THE peak body representing Australian lawyers has welcomed today's release of the National Human Rights Consultation report, which recommends the adoption of a Human Rights Act.
The new report, developed by the National Human Rights Committee, including Father Frank Brennan, Mary Kostakidis, Mick Palmer and Tammy Williams, makes 31 recommendations and will inform Government policy, the Federal Attorney General Robert McClelland said today.
"Australia has a 'patchwork quilt' of protection for human rights," McClelland told media in Melbourne this morning.
"For most of us the 'patchwork quilt' is working well. But, as the Committee's report highlights, there are times when individuals, especially those who are vulnerable or disadvantaged, miss out," he said.
The Attorney said the report shows there are many ways to protect and promote human rights, including via enhanced parliamentary scrutiny.
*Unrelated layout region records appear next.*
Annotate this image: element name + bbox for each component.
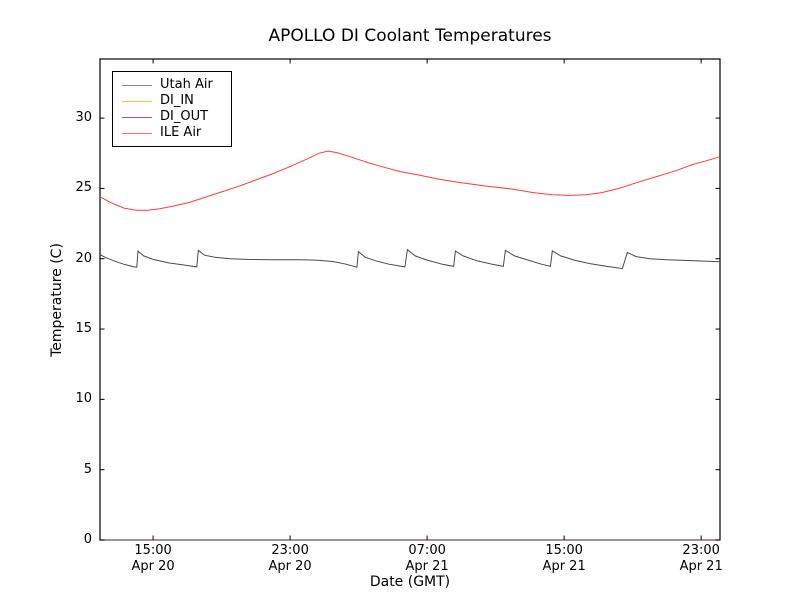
chart-title: APOLLO DI Coolant Temperatures — [268, 26, 552, 46]
x-axis-label: Date (GMT) — [369, 574, 451, 590]
legend-label: DI_IN — [160, 93, 194, 108]
x-tick-label: 15:00 Apr 21 — [542, 543, 586, 574]
legend-item: DI_IN — [122, 93, 223, 109]
legend-label: Utah Air — [160, 77, 213, 92]
legend-item: Utah Air — [122, 77, 223, 93]
legend: Utah Air DI_IN DI_OUT ILE Air — [112, 71, 232, 147]
x-tick-label: 07:00 Apr 21 — [405, 543, 449, 574]
legend-item: ILE Air — [122, 125, 223, 141]
y-tick-label: 25 — [75, 180, 92, 196]
y-tick-label: 30 — [75, 110, 92, 126]
legend-label: DI_OUT — [160, 109, 209, 124]
x-tick-label: 15:00 Apr 20 — [131, 543, 175, 574]
x-tick-label: 23:00 Apr 20 — [268, 543, 312, 574]
y-tick-label: 10 — [75, 391, 92, 407]
series-line-ile-air — [99, 150, 721, 211]
y-tick-label: 15 — [75, 321, 92, 337]
legend-line-sample — [122, 84, 152, 86]
series-line-utah-air — [99, 248, 721, 270]
x-tick-label: 23:00 Apr 21 — [679, 543, 723, 574]
legend-line-sample — [122, 100, 152, 102]
y-tick-label: 20 — [75, 250, 92, 266]
y-tick-label: 0 — [83, 532, 92, 547]
y-tick-label: 5 — [83, 461, 92, 477]
legend-line-sample — [122, 116, 152, 118]
legend-line-sample — [122, 132, 152, 134]
legend-label: ILE Air — [160, 125, 202, 140]
legend-item: DI_OUT — [122, 109, 223, 125]
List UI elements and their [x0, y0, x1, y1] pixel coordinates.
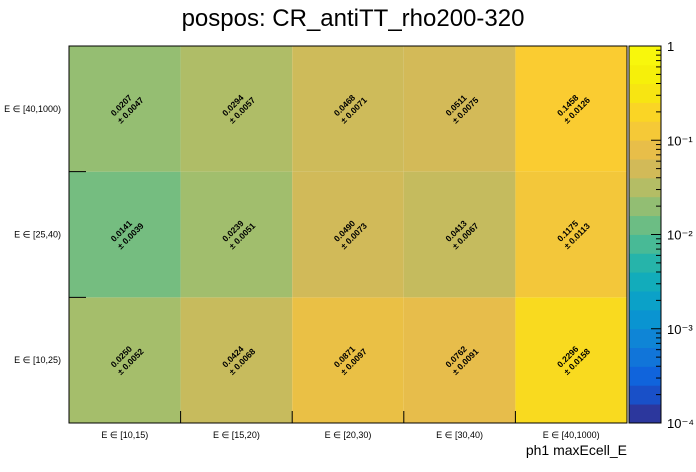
colorbar-segment	[629, 328, 661, 348]
x-tick-label: E ∈ [20,30)	[325, 430, 372, 440]
y-tick-label: E ∈ [40,1000)	[4, 104, 61, 114]
heatmap-cell	[69, 46, 181, 172]
colorbar-segment	[629, 215, 661, 235]
x-tick-label: E ∈ [10,15)	[101, 430, 148, 440]
heatmap-cell	[69, 171, 181, 298]
heatmap-cell	[180, 46, 293, 172]
colorbar-segment	[629, 159, 661, 179]
colorbar-segment	[629, 102, 661, 122]
plot-border	[68, 45, 628, 424]
heatmap-cell	[403, 171, 516, 298]
colorbar-labels: 1 10⁻¹ 10⁻² 10⁻³ 10⁻⁴	[667, 39, 694, 431]
colorbar-segment	[629, 234, 661, 254]
x-axis-title: ph1 maxEcell_E	[526, 442, 627, 458]
x-tick-label: E ∈ [30,40)	[436, 430, 483, 440]
colorbar-tick-label: 10⁻²	[667, 228, 693, 243]
colorbar-segment	[629, 64, 661, 85]
y-tick-labels: E ∈ [10,25) E ∈ [25,40) E ∈ [40,1000)	[4, 104, 61, 365]
heatmap-cell	[515, 171, 627, 298]
colorbar-segment	[629, 121, 661, 141]
colorbar-segment	[629, 140, 661, 160]
colorbar-tick-label: 1	[667, 39, 674, 54]
x-tick-label: E ∈ [40,1000)	[543, 430, 600, 440]
y-tick-label: E ∈ [10,25)	[14, 355, 61, 365]
colorbar-segment	[629, 366, 661, 386]
colorbar-segment	[629, 347, 661, 367]
colorbar-segment	[629, 253, 661, 273]
colorbar-segment	[629, 83, 661, 103]
colorbar-segment	[629, 291, 661, 311]
colorbar-tick-label: 10⁻³	[667, 322, 693, 337]
heatmap-cell	[180, 297, 293, 423]
colorbar-segment	[629, 309, 661, 330]
colorbar-segment	[629, 177, 661, 198]
heatmap-cell	[403, 46, 516, 172]
heatmap-cell	[292, 46, 404, 172]
x-tick-label: E ∈ [15,20)	[213, 430, 260, 440]
heatmap-cells	[69, 46, 627, 423]
colorbar	[628, 45, 662, 424]
heatmap-cell	[292, 171, 404, 298]
heatmap-cell	[515, 297, 627, 423]
heatmap-cell	[69, 297, 181, 423]
colorbar-tick-label: 10⁻⁴	[667, 416, 694, 431]
heatmap-cell	[403, 297, 516, 423]
plot-frame	[68, 45, 628, 424]
colorbar-segment	[629, 196, 661, 217]
chart-title: pospos: CR_antiTT_rho200-320	[182, 5, 525, 32]
heatmap-cell	[292, 297, 404, 423]
colorbar-tick-label: 10⁻¹	[667, 133, 693, 148]
x-tick-labels: E ∈ [10,15) E ∈ [15,20) E ∈ [20,30) E ∈ [30…	[101, 430, 599, 440]
colorbar-segment	[629, 272, 661, 292]
heatmap-cell	[515, 46, 627, 172]
colorbar-segment	[629, 46, 661, 66]
colorbar-segment	[629, 385, 661, 405]
colorbar-segment	[629, 404, 661, 424]
y-tick-label: E ∈ [25,40)	[14, 230, 61, 240]
heatmap-cell	[180, 171, 293, 298]
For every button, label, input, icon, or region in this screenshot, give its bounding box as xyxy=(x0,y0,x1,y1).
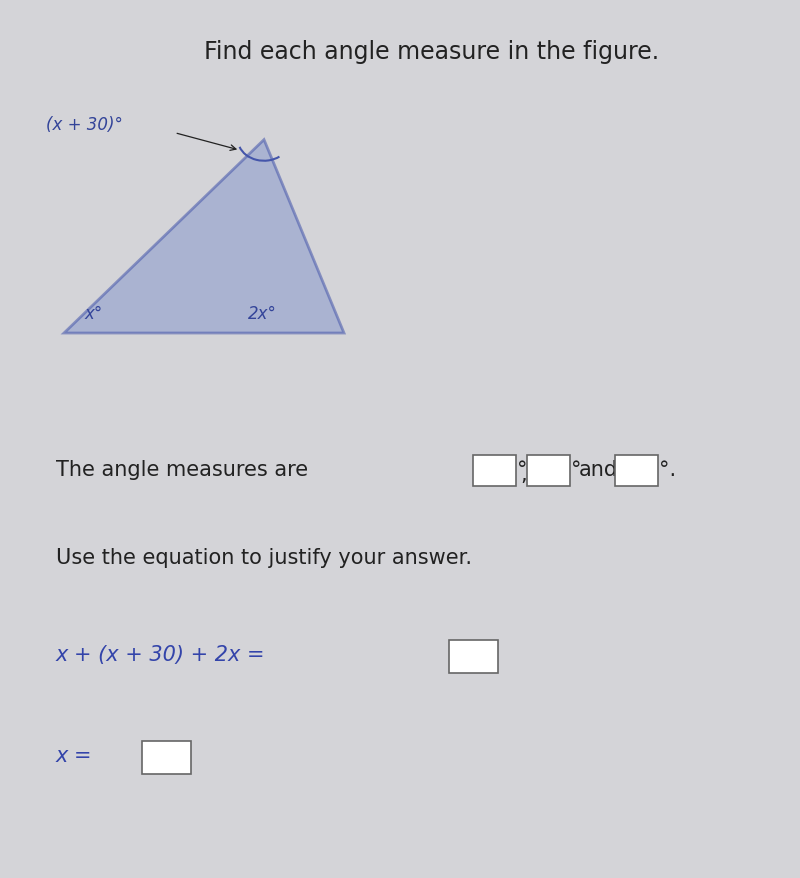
Text: x°: x° xyxy=(84,306,102,323)
Text: 2x°: 2x° xyxy=(248,306,277,323)
FancyBboxPatch shape xyxy=(527,456,570,486)
FancyBboxPatch shape xyxy=(473,456,516,486)
Text: and: and xyxy=(579,460,618,479)
Text: ,: , xyxy=(520,464,526,484)
Text: x + (x + 30) + 2x =: x + (x + 30) + 2x = xyxy=(56,644,266,664)
FancyBboxPatch shape xyxy=(615,456,658,486)
FancyBboxPatch shape xyxy=(449,640,498,673)
Text: Find each angle measure in the figure.: Find each angle measure in the figure. xyxy=(205,40,659,63)
Text: (x + 30)°: (x + 30)° xyxy=(46,116,123,133)
FancyBboxPatch shape xyxy=(142,741,191,774)
Text: °: ° xyxy=(517,460,527,479)
Polygon shape xyxy=(64,140,344,334)
Text: The angle measures are: The angle measures are xyxy=(56,460,308,479)
Text: °: ° xyxy=(571,460,582,479)
Text: Use the equation to justify your answer.: Use the equation to justify your answer. xyxy=(56,548,472,567)
Text: x =: x = xyxy=(56,745,93,765)
Text: °.: °. xyxy=(659,460,676,479)
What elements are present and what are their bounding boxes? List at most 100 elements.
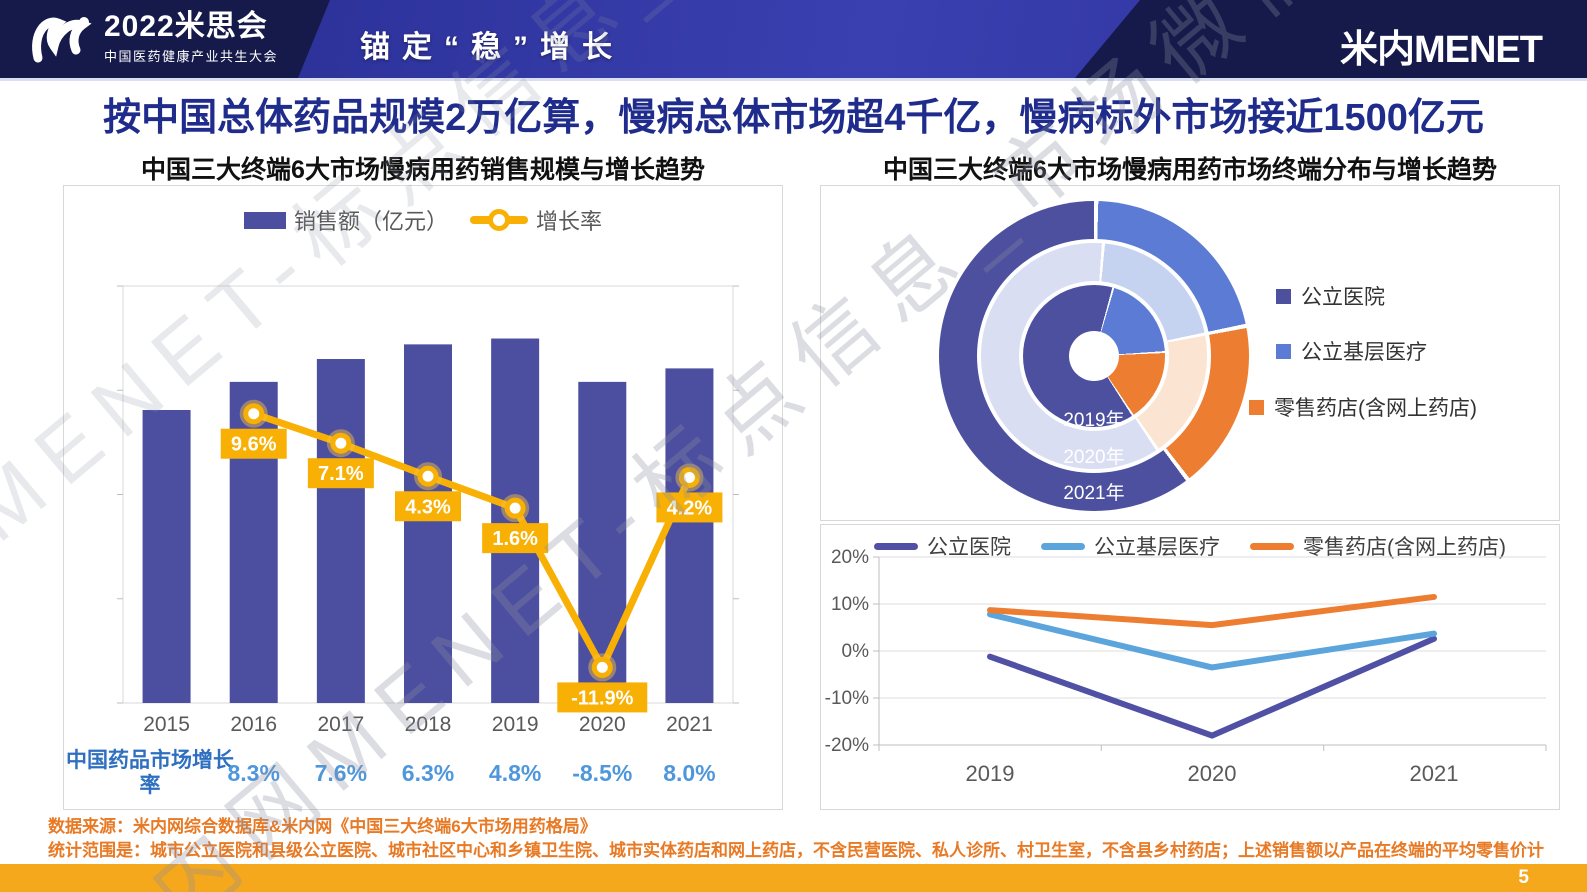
growth-label-2021: 4.2% (667, 497, 713, 519)
footer-bar: 5 (0, 864, 1587, 892)
x-axis-label-2020: 2020 (579, 713, 626, 736)
terminal-share-panel: 2019年 2020年 2021年 公立医院公立基层医疗零售药店(含网上药店) (820, 185, 1560, 521)
growth-label-box-2020 (557, 682, 648, 713)
sales-legend-item-line: 增长率 (470, 204, 602, 236)
bar-2017 (316, 359, 365, 703)
trend-line-公立基层医疗 (987, 611, 1437, 671)
growth-marker-halo (501, 494, 530, 523)
sales-legend-item-bar: 销售额（亿元） (243, 204, 448, 236)
legend-swatch-icon (1276, 288, 1291, 304)
bar-2021 (665, 368, 714, 703)
legend-swatch-icon (1276, 343, 1291, 359)
growth-label-box-2019 (482, 523, 549, 554)
growth-marker-2016 (243, 403, 265, 425)
line-legend-item-公立医院: 公立医院 (874, 531, 1011, 561)
market-growth-value-2021: 8.0% (663, 760, 716, 786)
legend-line-swatch-icon (874, 542, 918, 550)
bar-2018 (404, 344, 452, 703)
line-chart-legend: 公立医院 公立基层医疗 零售药店(含网上药店) (821, 531, 1559, 561)
growth-label-2019: 1.6% (492, 528, 538, 550)
growth-marker-2017 (330, 432, 352, 454)
growth-label-box-2018 (395, 491, 461, 522)
market-growth-value-2020: -8.5% (572, 760, 633, 786)
sales-bar-chart: 2015 2016 2017 2018 2019 2020 2021 9.6% 7.1% 4.3%… (117, 285, 739, 736)
growth-label-box-2016 (220, 428, 287, 459)
growth-marker-2019 (504, 497, 526, 519)
brand-texts: 2022米思会 中国医药健康产业共生大会 (104, 10, 278, 65)
growth-marker-halo (326, 429, 355, 458)
x-axis-label-2019: 2019 (966, 761, 1015, 786)
growth-line (250, 410, 693, 671)
right-chart-title: 中国三大终端6大市场慢病用药市场终端分布与增长趋势 (883, 156, 1497, 184)
growth-marker-2020 (591, 656, 613, 678)
x-axis-label-2017: 2017 (317, 713, 364, 736)
legend-label: 公立基层医疗 (1094, 536, 1220, 559)
sales-legend-label: 销售额（亿元） (293, 209, 448, 234)
sales-legend: 销售额（亿元） 增长率 (64, 204, 782, 236)
trend-line-公立医院 (987, 635, 1437, 739)
market-growth-value-2016: 8.3% (227, 760, 280, 786)
header-slogan: 锚定“稳”增长 (360, 31, 624, 64)
y-axis-label-20%: 20% (831, 547, 869, 568)
trend-line-零售药店(含网上药店) (987, 593, 1437, 629)
x-axis-label-2019: 2019 (492, 713, 539, 736)
line-legend-item-零售药店(含网上药店): 零售药店(含网上药店) (1250, 531, 1506, 561)
brand-title: 2022米思会 (104, 10, 268, 43)
page-number: 5 (1518, 867, 1529, 888)
market-growth-value-2018: 6.3% (401, 760, 455, 786)
growth-label-2018: 4.3% (405, 496, 451, 518)
y-axis-label--20%: -20% (825, 735, 869, 756)
bar-2020 (578, 381, 627, 703)
terminal-growth-line-chart: 20% 10% 0% -10% -20% 2019 2020 2021 (825, 547, 1547, 786)
left-chart-title: 中国三大终端6大市场慢病用药销售规模与增长趋势 (141, 156, 705, 184)
brand-logo: 2022米思会 中国医药健康产业共生大会 (30, 10, 278, 65)
legend-label: 公立基层医疗 (1301, 341, 1427, 364)
donut-legend-item-公立基层医疗: 公立基层医疗 (1276, 336, 1427, 366)
legend-line-swatch-icon (1250, 542, 1294, 550)
brand-subtitle: 中国医药健康产业共生大会 (104, 49, 279, 64)
ring-year-label-2019年: 2019年 (1063, 410, 1125, 431)
x-axis-label-2016: 2016 (230, 713, 277, 736)
market-growth-value-2017: 7.6% (314, 760, 368, 786)
sales-growth-panel: 销售额（亿元） 增长率 2015 2016 2017 2018 2019 2020 2021… (63, 185, 783, 810)
ring-year-label-2020年: 2020年 (1063, 447, 1125, 468)
growth-legend-label: 增长率 (536, 209, 603, 234)
line-dot-swatch-icon (470, 216, 528, 224)
source-line-1: 数据来源：米内网综合数据库&米内网《中国三大终端6大市场用药格局》 (48, 817, 597, 836)
growth-label-2020: -11.9% (571, 687, 633, 709)
header-bar: 2022米思会 中国医药健康产业共生大会 锚定“稳”增长 米内MENET (0, 0, 1587, 81)
growth-label-box-2021 (656, 492, 723, 523)
legend-label: 零售药店(含网上药店) (1274, 397, 1477, 420)
growth-row-label: 中国药品市场增长率 (66, 749, 234, 798)
legend-label: 零售药店(含网上药店) (1303, 536, 1506, 559)
y-axis-label-10%: 10% (831, 594, 869, 615)
page-title: 按中国总体药品规模2万亿算，慢病总体市场超4千亿，慢病标外市场接近1500亿元 (103, 97, 1484, 139)
y-axis-label-0%: 0% (842, 641, 870, 662)
legend-label: 公立医院 (927, 536, 1011, 559)
bar-2015 (142, 410, 191, 703)
growth-marker-halo (675, 463, 704, 492)
x-axis-label-2020: 2020 (1188, 761, 1237, 786)
donut-chart: 2019年 2020年 2021年 (939, 201, 1249, 511)
ring-year-label-2021年: 2021年 (1063, 483, 1125, 504)
menet-logo: 米内MENET (1339, 29, 1543, 71)
market-growth-value-2019: 4.8% (488, 760, 542, 786)
donut-legend-item-公立医院: 公立医院 (1276, 281, 1385, 311)
growth-marker-halo (414, 462, 442, 491)
legend-line-swatch-icon (1041, 542, 1085, 550)
x-axis-label-2018: 2018 (405, 713, 452, 736)
donut-hole (1069, 331, 1119, 381)
donut-legend-item-零售药店(含网上药店): 零售药店(含网上药店) (1249, 392, 1477, 422)
growth-marker-halo (588, 653, 617, 682)
growth-marker-2018 (417, 465, 439, 487)
terminal-growth-panel: 公立医院 公立基层医疗 零售药店(含网上药店) 20% 10% 0% -10% -20% 20… (820, 524, 1560, 810)
header-center-band (298, 0, 1140, 78)
legend-label: 公立医院 (1301, 286, 1385, 309)
line-legend-item-公立基层医疗: 公立基层医疗 (1041, 531, 1220, 561)
bar-2019 (491, 338, 540, 703)
growth-label-2016: 9.6% (231, 434, 277, 456)
growth-label-2017: 7.1% (318, 463, 364, 485)
x-axis-label-2021: 2021 (1410, 761, 1459, 786)
growth-marker-halo (239, 399, 268, 428)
The Law Council of Australia applauded the report, and the extensive consultation that has taken place around it.
Law Council president John Corcoran said today he welcomes the report's recommendations reflecting elements of a Human Rights Act, including Compatibility Statements for draft legislation as well as Human Rights Action Plans and annual reporting on their implementation by government departments.
But Corcoran urged the government to address human rights protection through legislation, so that it is no longer the only western democracy without one.
"The Law Council strongly supports a Human Rights Act and will examine the report in greater detail in the coming weeks to make further submissions to Government to achieve this result," he said.
"A Human Rights Act would provide the best benchmark for the assessment of the human rights of all Australians and the best means of protecting them," Corcoran said.
The Attorney today said the debate is not about "whether we protect human rights, its about how we protect and promote human rights". He said there are strong views held on the merits or otherwise of a Human Rights Act.
The Committee conducted the most extensive consultation on human rights issues in Australia’s history, and it received more than 35,000 submissions and conducting over 65 community roundtables and public hearings across more than 50 urban, regional and remote locations.